The first group of evolutionary placental mammals was a STEM group in the middle of the evolution of what was going to become a placental mammal. Eomia was the first in this group, and according to a study published in NatureThe Eutherian specimen had characteristics of the limbs and feet which would be useful for climbing and living in the trees, unlike the racing characteristics of the anterior non -placal Cretaceous eutheria.

Another early candidate, Juramaia, lived at the start of the Jurassic in China. He had a dental morphology similar to Eomia, However, the real age of the specimen was questioned in research.

When larger brains have developed

Although we did not know the first placental mammal certainly because of their low preservation potential, we know that around 55 million years ago, 10 million years after the extinction of dinosaurs, the placental mammals exploded in number while the marsupials decreased.

Carnivores, rodents and herbivores, all with placentas, have become the most important forms of mammals. Most initial groups have disappeared, with the exception of primates, whales and rodents.

After the explosion of their number, they grew up and finally, their brain also developed.
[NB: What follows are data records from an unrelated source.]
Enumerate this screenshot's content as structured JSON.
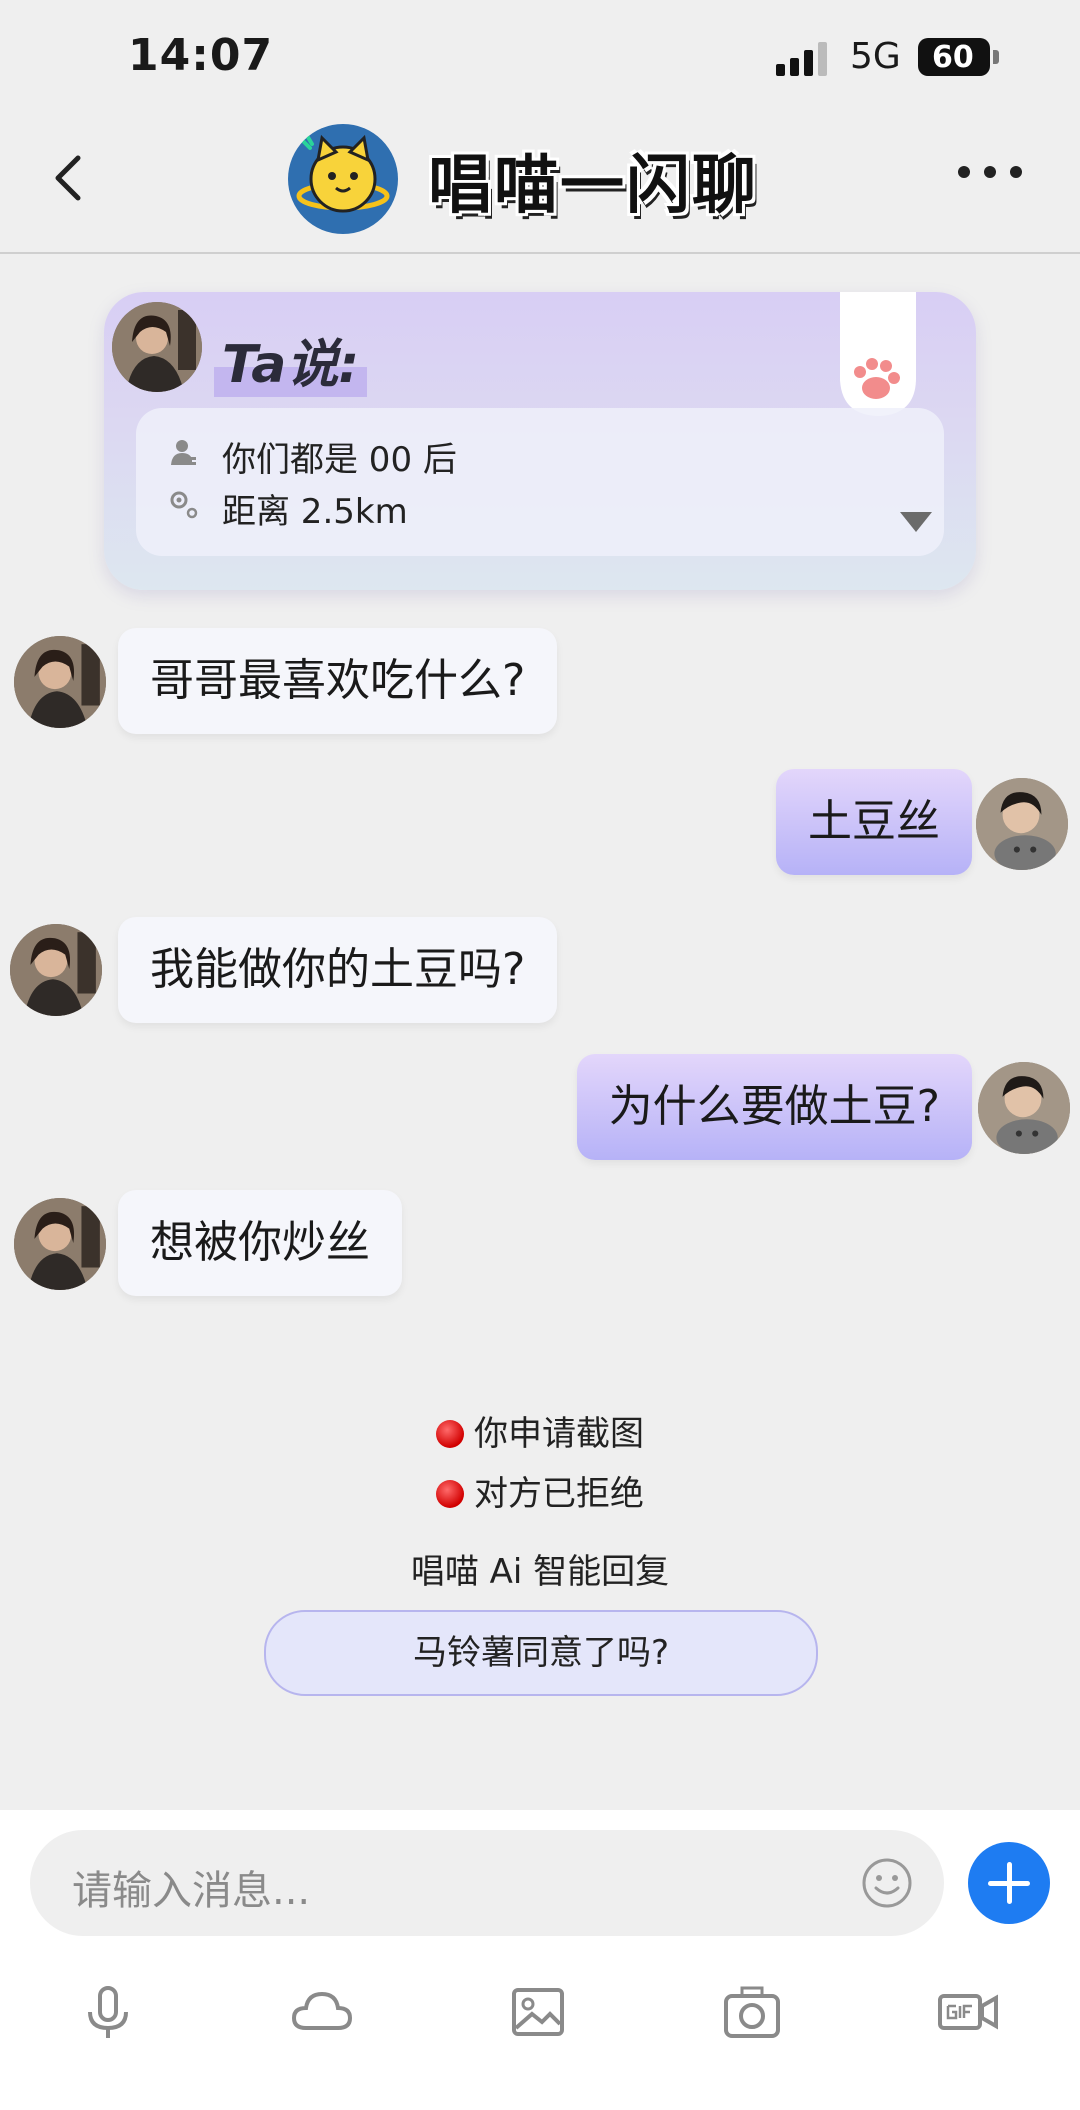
{
  "status_bar": {
    "time": "14:07",
    "network": "5G",
    "battery": "60",
    "battery_level": 0.6
  },
  "header": {
    "title": "唱喵一闪聊"
  },
  "profile_card": {
    "title": "Ta说:",
    "rows": [
      {
        "icon": "person-icon",
        "text": "你们都是 00 后"
      },
      {
        "icon": "location-icon",
        "text": "距离 2.5km"
      }
    ]
  },
  "messages": [
    {
      "side": "left",
      "text": "哥哥最喜欢吃什么?"
    },
    {
      "side": "right",
      "text": "土豆丝"
    },
    {
      "side": "left",
      "text": "我能做你的土豆吗?"
    },
    {
      "side": "right",
      "text": "为什么要做土豆?"
    },
    {
      "side": "left",
      "text": "想被你炒丝"
    }
  ],
  "system_notes": [
    "你申请截图",
    "对方已拒绝"
  ],
  "ai_reply": {
    "label": "唱喵 Ai 智能回复",
    "suggestion": "马铃薯同意了吗?"
  },
  "input": {
    "placeholder": "请输入消息..."
  },
  "toolbar": [
    "microphone-icon",
    "cloud-icon",
    "image-icon",
    "camera-icon",
    "gif-video-icon"
  ],
  "colors": {
    "accent": "#1e7cf2",
    "right_bubble": "#b6b2f7",
    "left_bubble": "#f5f6fb",
    "card": "#d8cef4"
  }
}
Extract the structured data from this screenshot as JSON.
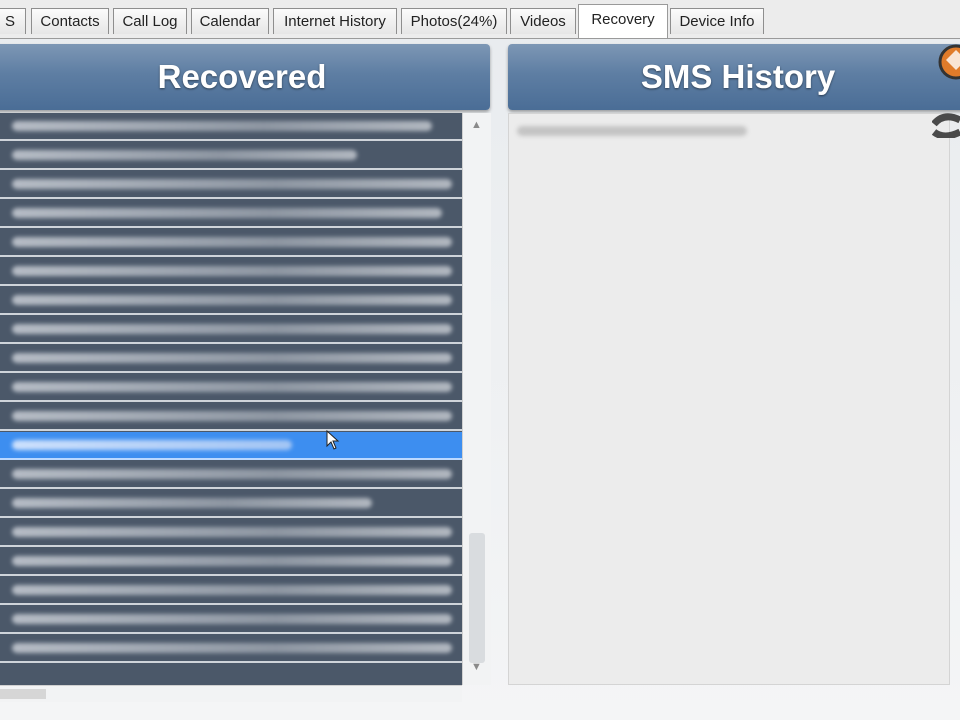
{
  "tabs": [
    {
      "label": "S",
      "active": false
    },
    {
      "label": "Contacts",
      "active": false
    },
    {
      "label": "Call Log",
      "active": false
    },
    {
      "label": "Calendar",
      "active": false
    },
    {
      "label": "Internet History",
      "active": false
    },
    {
      "label": "Photos(24%)",
      "active": false
    },
    {
      "label": "Videos",
      "active": false
    },
    {
      "label": "Recovery",
      "active": true
    },
    {
      "label": "Device Info",
      "active": false
    }
  ],
  "left_panel": {
    "title": "Recovered",
    "row_count": 19,
    "selected_row_index": 11
  },
  "right_panel": {
    "title": "SMS History"
  },
  "colors": {
    "header_gradient_top": "#7d97b5",
    "header_gradient_bottom": "#4a6d96",
    "list_background": "#4b5869",
    "selection": "#3d8ef0"
  },
  "icons": [
    "logo-icon",
    "mouse-cursor-icon",
    "scroll-up-arrow-icon",
    "scroll-down-arrow-icon"
  ]
}
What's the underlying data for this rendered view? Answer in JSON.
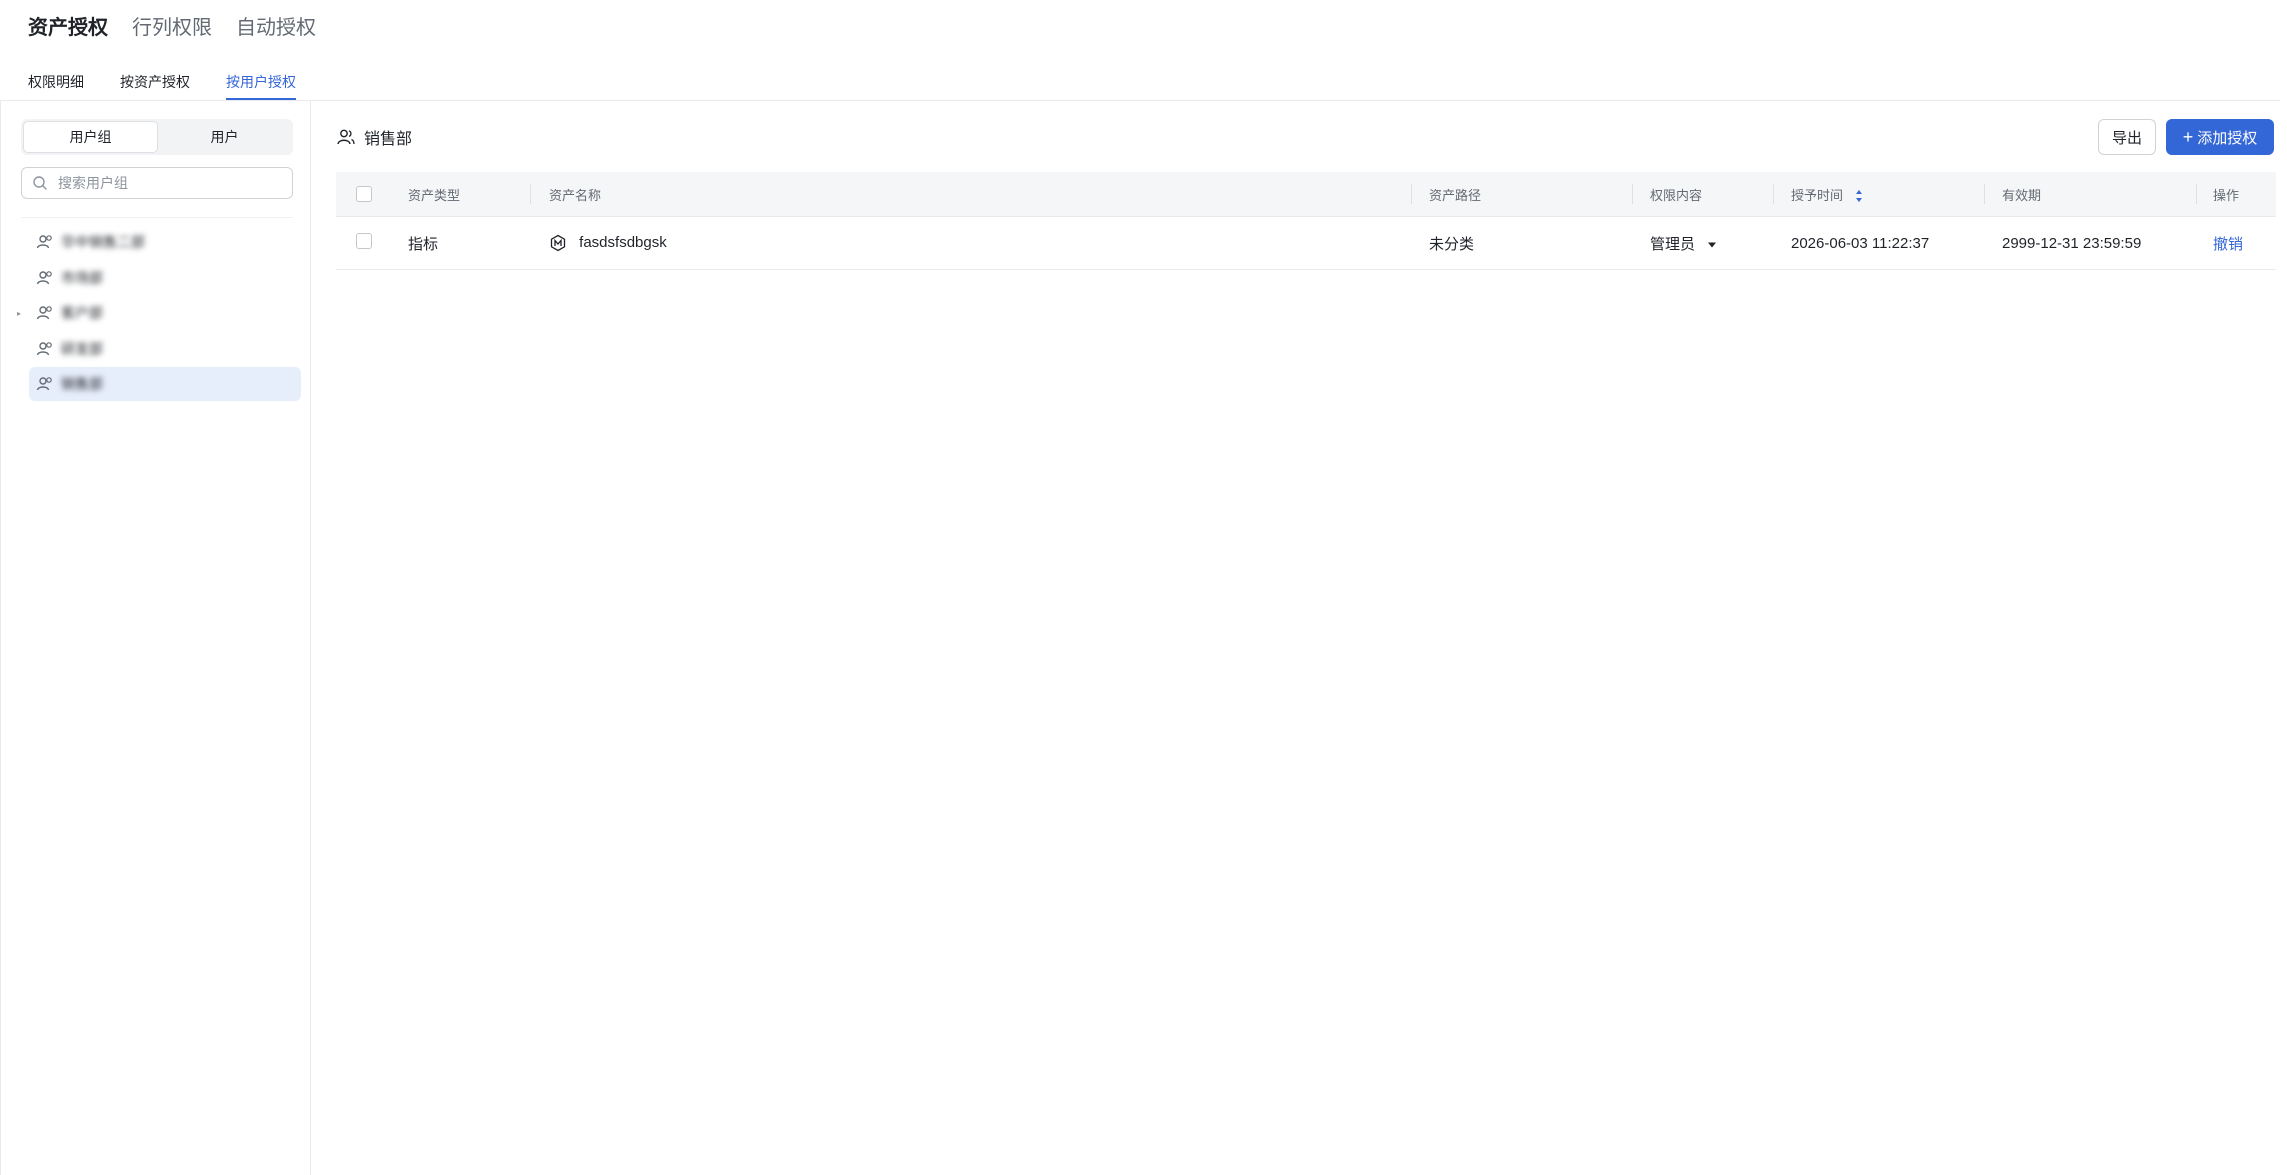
{
  "top_tabs": [
    {
      "label": "资产授权",
      "active": true
    },
    {
      "label": "行列权限",
      "active": false
    },
    {
      "label": "自动授权",
      "active": false
    }
  ],
  "sub_tabs": [
    {
      "label": "权限明细",
      "active": false
    },
    {
      "label": "按资产授权",
      "active": false
    },
    {
      "label": "按用户授权",
      "active": true
    }
  ],
  "sidebar": {
    "segment": [
      {
        "label": "用户组",
        "active": true
      },
      {
        "label": "用户",
        "active": false
      }
    ],
    "search_placeholder": "搜索用户组",
    "tree": [
      {
        "label": "华中销售二部",
        "selected": false,
        "expandable": false
      },
      {
        "label": "市场部",
        "selected": false,
        "expandable": false
      },
      {
        "label": "客户部",
        "selected": false,
        "expandable": true
      },
      {
        "label": "研发部",
        "selected": false,
        "expandable": false
      },
      {
        "label": "销售部",
        "selected": true,
        "expandable": false
      }
    ]
  },
  "main": {
    "group_name": "销售部",
    "export_label": "导出",
    "add_label": "添加授权",
    "table": {
      "headers": {
        "type": "资产类型",
        "name": "资产名称",
        "path": "资产路径",
        "permission": "权限内容",
        "grant_time": "授予时间",
        "expiry": "有效期",
        "action": "操作"
      },
      "rows": [
        {
          "type": "指标",
          "name": "fasdsfsdbgsk",
          "path": "未分类",
          "permission": "管理员",
          "grant_time": "2026-06-03 11:22:37",
          "expiry": "2999-12-31 23:59:59",
          "action": "撤销"
        }
      ]
    }
  },
  "colors": {
    "primary": "#3366d6",
    "selected_bg": "#e6edfb",
    "header_bg": "#f5f6f7"
  }
}
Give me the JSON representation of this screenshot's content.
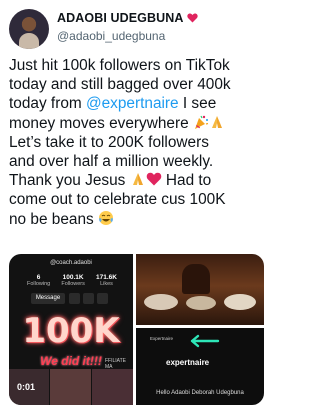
{
  "author": {
    "display_name": "ADAOBI UDEGBUNA",
    "handle": "@adaobi_udegbuna"
  },
  "tweet": {
    "lines": [
      "Just hit 100k followers on TikTok",
      "today and still bagged over 400k",
      "today from ",
      "money moves everywhere ",
      "Let’s take it to 200K followers",
      "and over half a million weekly.",
      "Thank you Jesus ",
      "come out to celebrate cus 100K",
      "no be beans "
    ],
    "mention": "@expertnaire",
    "line3_tail": " I see",
    "line7_tail": " Had to"
  },
  "media": {
    "tiktok": {
      "handle": "@coach.adaobi",
      "stats": [
        {
          "value": "6",
          "label": "Following"
        },
        {
          "value": "100.1K",
          "label": "Followers"
        },
        {
          "value": "171.6K",
          "label": "Likes"
        }
      ],
      "message_label": "Message",
      "big_text": "100K",
      "celebration": "We did it!!!",
      "affiliate": "FFILIATE MA",
      "timer": "0:01"
    },
    "email": {
      "sender": "Expertnaire",
      "brand": "expertnaire",
      "greeting": "Hello Adaobi Deborah Udegbuna"
    }
  },
  "colors": {
    "mention": "#1d9bf0",
    "handle": "#536471",
    "heart": "#e0245e",
    "arrow": "#2ee6b8"
  }
}
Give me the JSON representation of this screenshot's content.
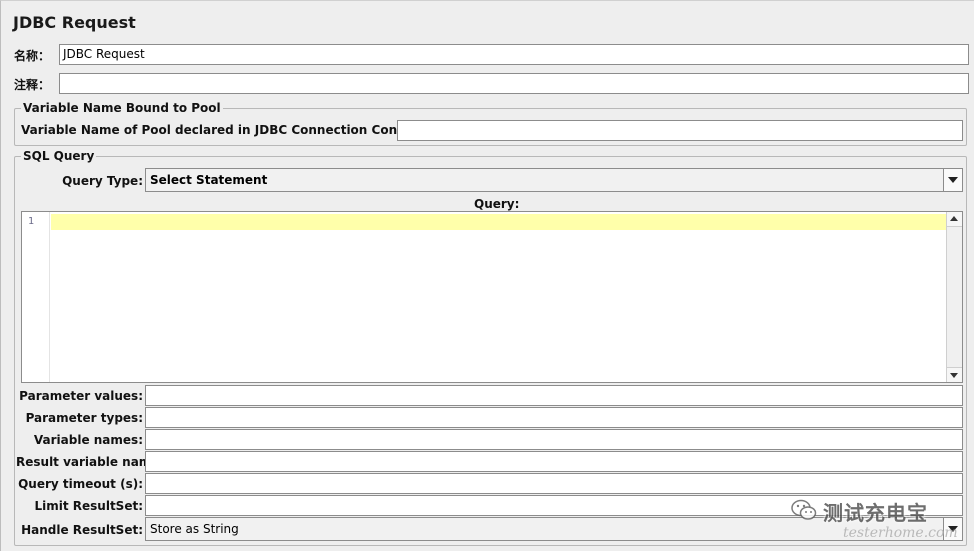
{
  "panel": {
    "title": "JDBC Request"
  },
  "fields": {
    "name_label": "名称：",
    "name_value": "JDBC Request",
    "comment_label": "注释：",
    "comment_value": ""
  },
  "pool_group": {
    "legend": "Variable Name Bound to Pool",
    "pool_label": "Variable Name of Pool declared in JDBC Connection Configuration:",
    "pool_value": ""
  },
  "sql_group": {
    "legend": "SQL Query",
    "query_type_label": "Query Type:",
    "query_type_value": "Select Statement",
    "query_label": "Query:",
    "editor": {
      "line_number": "1",
      "current_line_color": "#ffffaa"
    },
    "params": [
      {
        "label": "Parameter values:",
        "value": ""
      },
      {
        "label": "Parameter types:",
        "value": ""
      },
      {
        "label": "Variable names:",
        "value": ""
      },
      {
        "label": "Result variable name:",
        "value": ""
      },
      {
        "label": "Query timeout (s):",
        "value": ""
      },
      {
        "label": "Limit ResultSet:",
        "value": ""
      }
    ],
    "handle_resultset_label": "Handle ResultSet:",
    "handle_resultset_value": "Store as String"
  },
  "watermark": {
    "icon": "wechat-icon",
    "text": "测试充电宝",
    "sub": "testerhome.com"
  }
}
Bertrand wrote in 2022 Science Study that their body size came before brain size around the eocene era.

It was not until later, “probably pulled by a need for greater cognition in increasingly complex environments,” explains Bertrand, that these creatures needed larger brains to control their body.

Why placental mammals have an evolutionary advantage

The benefit of a placenta is demonstrated by the fact that today there is around 5,000 placental mammals Against 334 marsupiaux.

“There must have been an advantage to have a placenta,” says Bertrand.

It could also be why some placental mammals have such complex brains. They have more time for gestation and form the large brains necessary to make their larger and more complex bodies work.

We do not know with certainty, but it may be that placental mammals had more chances of combat because they did not have to compete with so many species of dinosaurs. However, it should be noted that the marsupial mammals were doing well before the asteroid blow and not so well after.

It could also be that after the devastation that followed the success of the asteroid 66 million years ago, the placental mammals were not only tiny and potentially better capable of digging underground, they also had months to form the next generation inside the uterus, rather than treating the nuclear winter which occurred at their door.


Learn more:: The first mammal to live on earth Morganucodon or Brasilodon? Experts are still debating


Article Sources

Our writers at Discovermagazine.com Use studies evaluated by high quality peers and sources for our articles, and our publishers examine scientific precision and editorial standards. Review the sources used below for this article:


Sara Novak is a scientific journalist based in South Carolina. In addition to writing to discover, his work appears in Scientific American, Popular Science, New Scientist, Sierra Magazine, Astronomy Magazine and many others. She obtained a Baccalaureate in journalism from the Grady School of Journalism from the University of Georgia. She is also a candidate for a master’s degree in scientific writing from Johns Hopkins University.